I just wanted to get to the reception already so I could have a good time and have a few drinks but
it was time for the wedding photos. We took so many photos. Photos of me and Erik. Photos of us with
his family. Photos of us with my family. The bridesmaids. The groomsmen. The whole wedding party
together. Meanwhile, everyone else is over at the venue already drinking and dancing. I was so jealous
and so sick of having my picture taken, and to top it all off my photographer disappears in the middle of
the pictures and no one can find her. I mean what the hell. No professionalism. At this point, I just wanna
dance.
Our reception venue was owned by the church as well so it was just across the street. My mother
had put up a fight about this because she wanted the reception to be at her house. Like I said, always the
hostess, but I just couldn’t do that to her. Don’t get me wrong, my parent's house is huge and beautiful- it
would have made a lovely place for a wedding reception. However, I knew that if I agreed to this my
mother would not have managed to enjoy herself all night. She would have been preoccupied with
ensuring that everyone else was fed, and comfortable- she would have not put a second thought into
whether or not she was either of those things. That’s just how my mother is, so I knew it would be best to
At last, we managed to make it to our own wedding reception. That was such a cool moment. The
DJ knew when we were about to enter the doors so he announced us. You know the whole ‘please
welcome, for the first time, Mr. and Mrs. Erik Engle’ thing. Everyone is clapping and cheering and
blowing bubbles- instead of rice or birdseed to throw we gave everyone their own little container of
bubbles. We were dancing the champagne was flowing and the bubbles were popping, what more could
you want? Well..suddenly the champagne stops flowing. My parents had ordered upwards of fifteen cases
of champagne and the caterer lost all but one. One case of champagne for two-hundred people was not
going to cut it. Erik and I are trying to dance and greet people and pretend like nothing is wrong while my
mother is in the back bitching out the caterer, knowing her I’m sure she threw in some Italian curse
words. Then what do you know, after dealing with my very unpleasant, pissed off, and Italian mother,
POOF! Fourteen cases of champagne are pulled out of thin air. That woman is dynamite, she’s the one
who taught me that if you want something done right, you do it yourself and without scowling to avoid
wrinkles.
So now that we have plenty of bubbly and people are eating it’s time for speeches. How exciting
right? Wrong. The speeches at my wedding were, how do I put this? The speeches were a shit show. A
crap fest. A nightmare that haunts me to this very day, if you will. Tristine, my maid of honor and best
friend for life is a raging introvert so she begged me to not have to give a speech, so of course I didn’t
make her, but yeah I was disappointed.
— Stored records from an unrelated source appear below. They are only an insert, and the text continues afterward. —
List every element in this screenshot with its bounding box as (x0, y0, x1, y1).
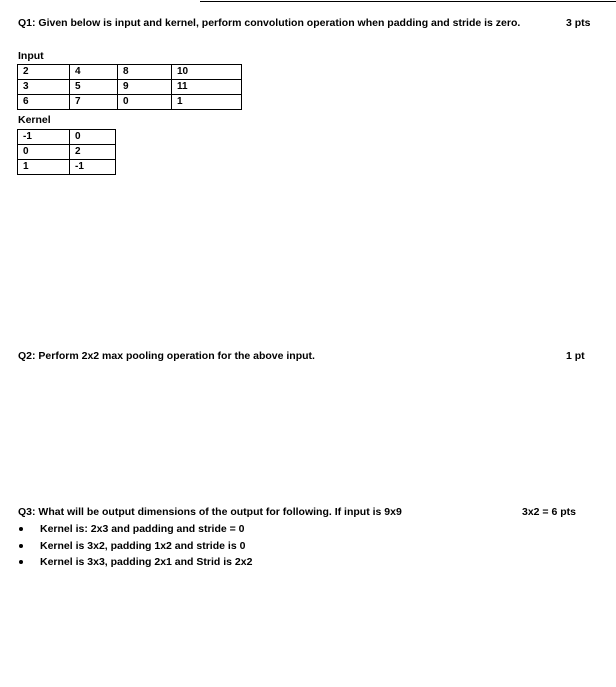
input-cell: 3 (18, 80, 70, 95)
kernel-cell: 0 (18, 145, 70, 160)
bullet-icon (19, 560, 23, 564)
kernel-cell: -1 (70, 160, 116, 175)
kernel-cell: 2 (70, 145, 116, 160)
q3-list (18, 521, 252, 571)
bullet-icon (19, 544, 23, 548)
input-cell: 10 (172, 65, 242, 80)
kernel-cell: 1 (18, 160, 70, 175)
table-row (18, 95, 242, 110)
input-cell: 8 (118, 65, 172, 80)
input-cell: 5 (70, 80, 118, 95)
kernel-cell: 0 (70, 130, 116, 145)
input-table (17, 64, 242, 110)
list-item-text: Kernel is 3x3, padding 2x1 and Strid is 2x2 (40, 556, 253, 569)
top-rule (200, 1, 616, 2)
input-cell: 11 (172, 80, 242, 95)
kernel-table (17, 129, 116, 175)
list-item (18, 538, 252, 555)
q1-points: 3 pts (566, 17, 591, 29)
q3-text: Q3: What will be output dimensions of the output for following. If input is 9x9 (18, 506, 402, 518)
table-row (18, 145, 116, 160)
kernel-cell: -1 (18, 130, 70, 145)
bullet-icon (19, 527, 23, 531)
kernel-label: Kernel (18, 114, 51, 126)
list-item-text: Kernel is: 2x3 and padding and stride = 0 (40, 523, 245, 536)
list-item (18, 554, 252, 571)
input-cell: 9 (118, 80, 172, 95)
input-cell: 0 (118, 95, 172, 110)
input-cell: 2 (18, 65, 70, 80)
list-item-text: Kernel is 3x2, padding 1x2 and stride is 0 (40, 539, 246, 552)
q3-points: 3x2 = 6 pts (522, 506, 576, 518)
q2-points: 1 pt (566, 350, 585, 362)
input-label: Input (18, 50, 44, 62)
table-row (18, 130, 116, 145)
q2-text: Q2: Perform 2x2 max pooling operation for the above input. (18, 350, 315, 362)
input-cell: 1 (172, 95, 242, 110)
q1-text: Q1: Given below is input and kernel, perform convolution operation when padding and stride is zero. (18, 17, 521, 29)
input-cell: 6 (18, 95, 70, 110)
input-cell: 7 (70, 95, 118, 110)
table-row (18, 160, 116, 175)
list-item (18, 521, 252, 538)
input-cell: 4 (70, 65, 118, 80)
table-row (18, 65, 242, 80)
table-row (18, 80, 242, 95)
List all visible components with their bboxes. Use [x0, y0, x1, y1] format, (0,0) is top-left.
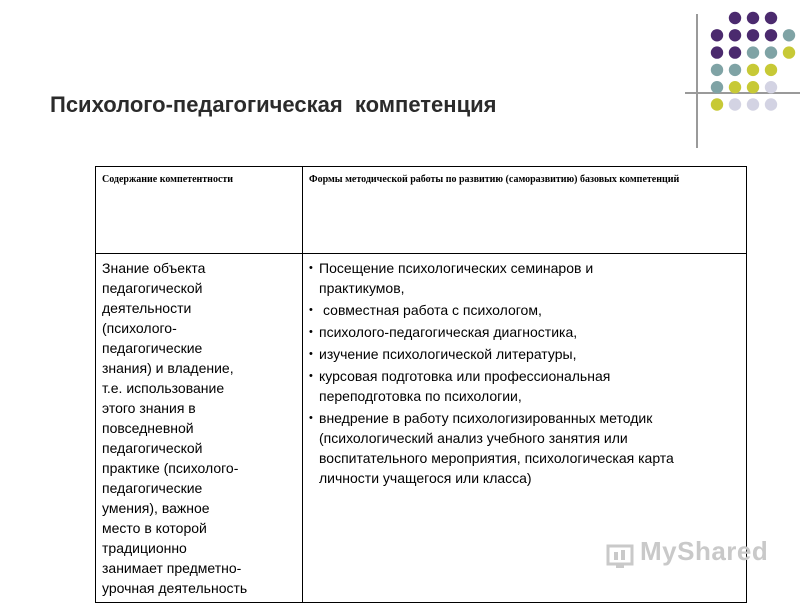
decor-dot	[747, 46, 759, 58]
list-item-line: (психологический анализ учебного занятия или	[319, 430, 628, 446]
list-item-line: • Посещение психологических семинаров и	[319, 260, 594, 276]
header-content: Содержание компетентности	[96, 167, 303, 254]
content-line: педагогические	[102, 480, 203, 496]
competence-content-cell	[96, 254, 303, 603]
decor-dot	[747, 29, 759, 41]
competence-content-text	[102, 258, 296, 598]
decor-dot	[747, 64, 759, 76]
decor-dot	[711, 29, 723, 41]
list-item-line: • совместная работа с психологом,	[323, 302, 542, 318]
content-line: (психолого-	[102, 320, 177, 336]
decor-dot	[747, 81, 759, 93]
content-line: урочная деятельность	[102, 580, 248, 596]
decor-dot	[765, 46, 777, 58]
decor-dot	[711, 98, 723, 110]
list-item-line: • курсовая подготовка или профессиональная	[319, 368, 611, 384]
decor-dot	[765, 64, 777, 76]
watermark: MyShared	[640, 536, 769, 566]
content-line: место в которой	[102, 520, 207, 536]
content-line: деятельности	[102, 300, 192, 316]
decor-dot	[729, 98, 741, 110]
content-line: педагогической	[102, 440, 203, 456]
list-item	[309, 322, 740, 342]
decor-dot	[711, 81, 723, 93]
list-item	[309, 258, 740, 298]
content-line: практике (психолого-	[102, 460, 239, 476]
content-line: традиционно	[102, 540, 187, 556]
content-line: повседневной	[102, 420, 194, 436]
list-item-line: • изучение психологической литературы,	[319, 346, 577, 362]
decor-dot-grid	[0, 0, 800, 140]
decor-dot	[765, 12, 777, 24]
decor-dot	[765, 81, 777, 93]
content-line: педагогической	[102, 280, 203, 296]
content-line: этого знания в	[102, 400, 196, 416]
decor-dot	[765, 29, 777, 41]
list-item-line: практикумов,	[319, 280, 405, 296]
list-item-line: воспитательного мероприятия, психологическая карта	[319, 450, 674, 466]
list-item-line: • психолого-педагогическая диагностика,	[319, 324, 578, 340]
list-item	[309, 344, 740, 364]
content-line: педагогические	[102, 340, 203, 356]
decor-dot	[747, 98, 759, 110]
content-line: умения), важное	[102, 500, 210, 516]
content-line: т.е. использование	[102, 380, 225, 396]
list-item-line: личности учащегося или класса)	[319, 470, 532, 486]
decor-dot	[729, 29, 741, 41]
decor-dot	[729, 64, 741, 76]
table-header-row	[96, 167, 747, 254]
page-title: Психолого-педагогическая компетенция	[50, 92, 497, 117]
decor-dot	[783, 46, 795, 58]
list-item	[309, 408, 740, 488]
decor-dot	[729, 12, 741, 24]
content-line: Знание объекта	[102, 260, 206, 276]
list-item-line: • внедрение в работу психологизированных методик	[319, 410, 653, 426]
decor-dot	[747, 12, 759, 24]
decor-dot	[765, 98, 777, 110]
decor-dot	[783, 29, 795, 41]
list-item-line: переподготовка по психологии,	[319, 388, 522, 404]
forms-list	[309, 258, 740, 488]
list-item	[309, 366, 740, 406]
myshared-logo-icon	[606, 540, 636, 570]
decor-dot	[711, 64, 723, 76]
decor-dot	[729, 81, 741, 93]
decor-dot	[711, 46, 723, 58]
content-line: знания) и владение,	[102, 360, 234, 376]
list-item	[309, 300, 740, 320]
header-forms: Формы методической работы по развитию (саморазвитию) базовых компетенций	[303, 167, 747, 254]
content-line: занимает предметно-	[102, 560, 242, 576]
decor-dot	[729, 46, 741, 58]
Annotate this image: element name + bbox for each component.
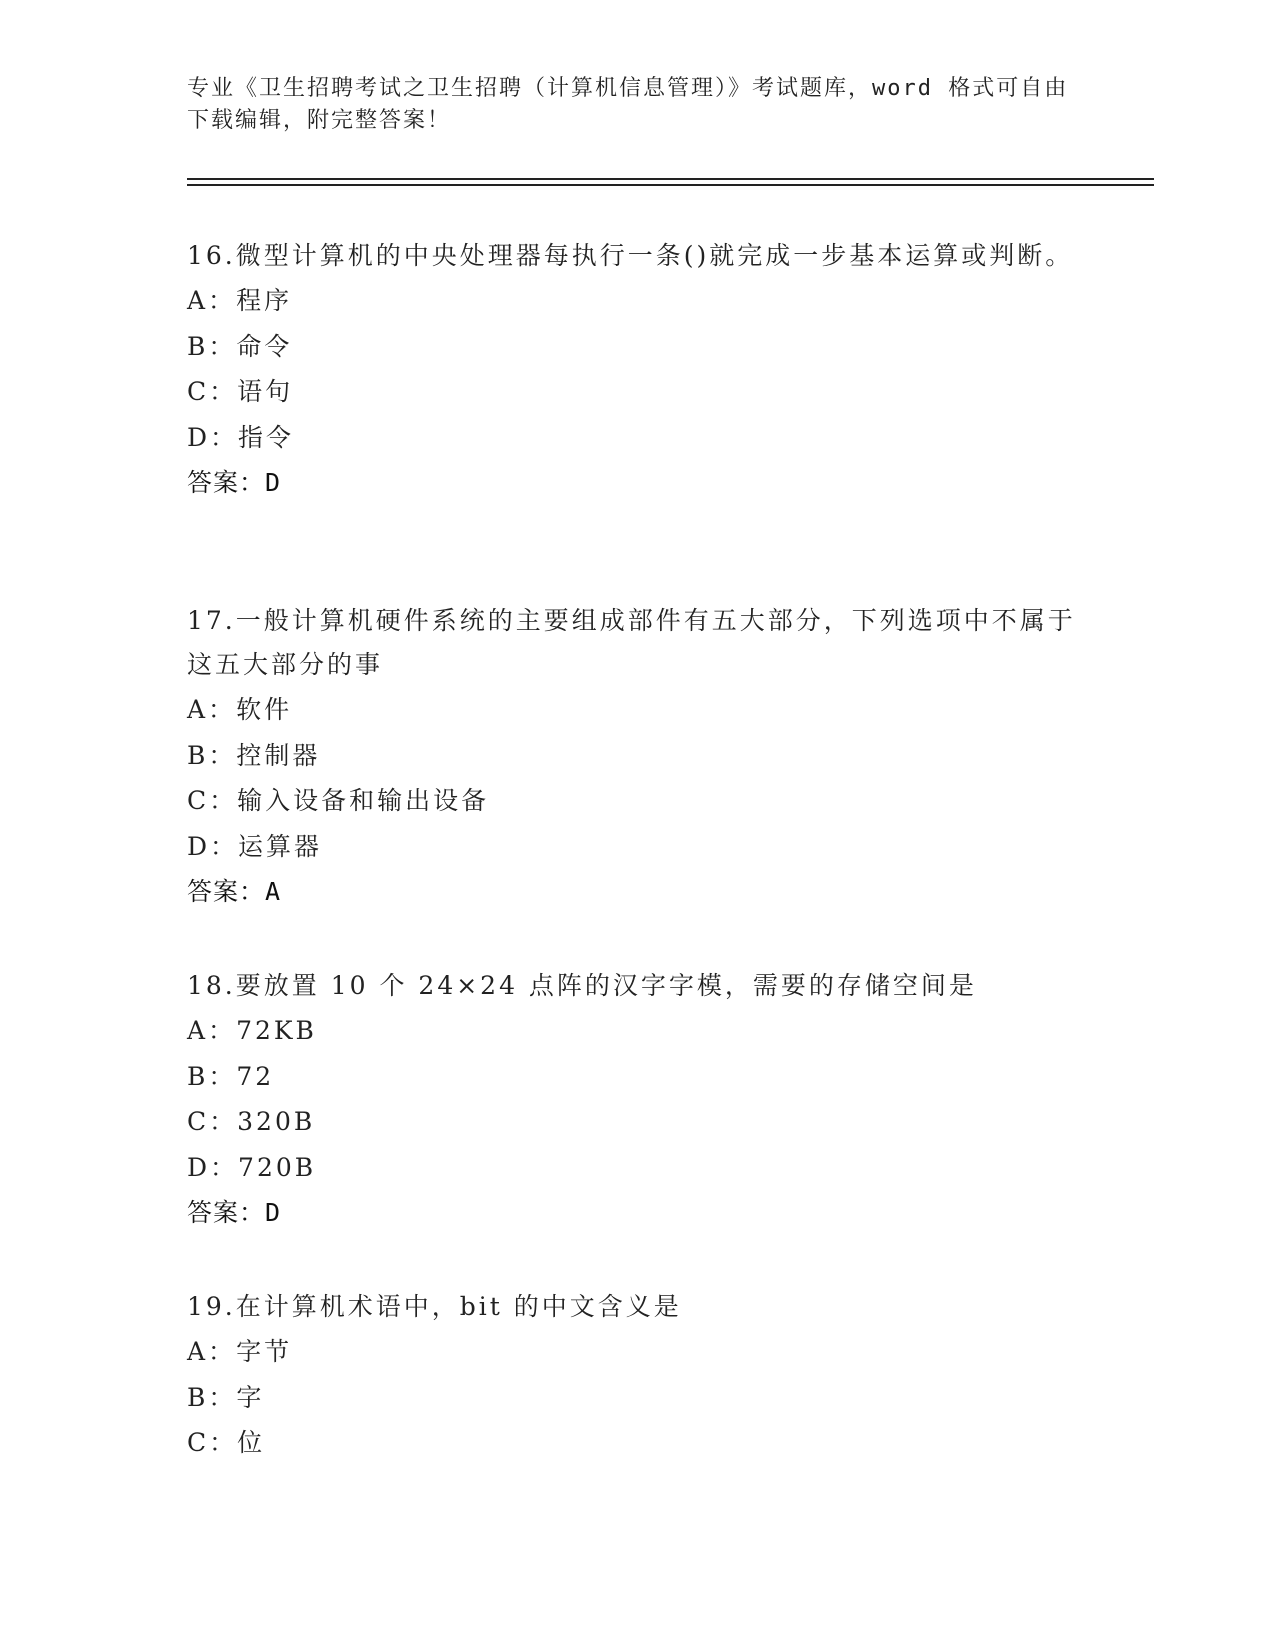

Anyway, that means that our only speech was supposed to come
from Erik’s best man and only brother, Matt, yes the one that didn’t even bother to shave for our
wedding. Notice I said ‘supposed to’. Matt began to speak and the tears came immediately. Not soft,
sweet tears, large, wet sobs. It was borderline scary and no one could understand him. We didn’t know
what to do so we just watched him flounder for a bit. Finally, my eldest brother gets up and grabs the mic.
“Oh thank god”, I think “Alexander is gonna save this.” Hard no. My dear sweet brother says one
sentence into the mic, “Hey Erik, sincerely, from me and my father, we thought this day would never
come; thanks for taking her off our hands.” Oh, I was mortified. If he was in reaching distance and there
weren’t so many witnesses I could have killed him right then and there. Happy wedding day to me.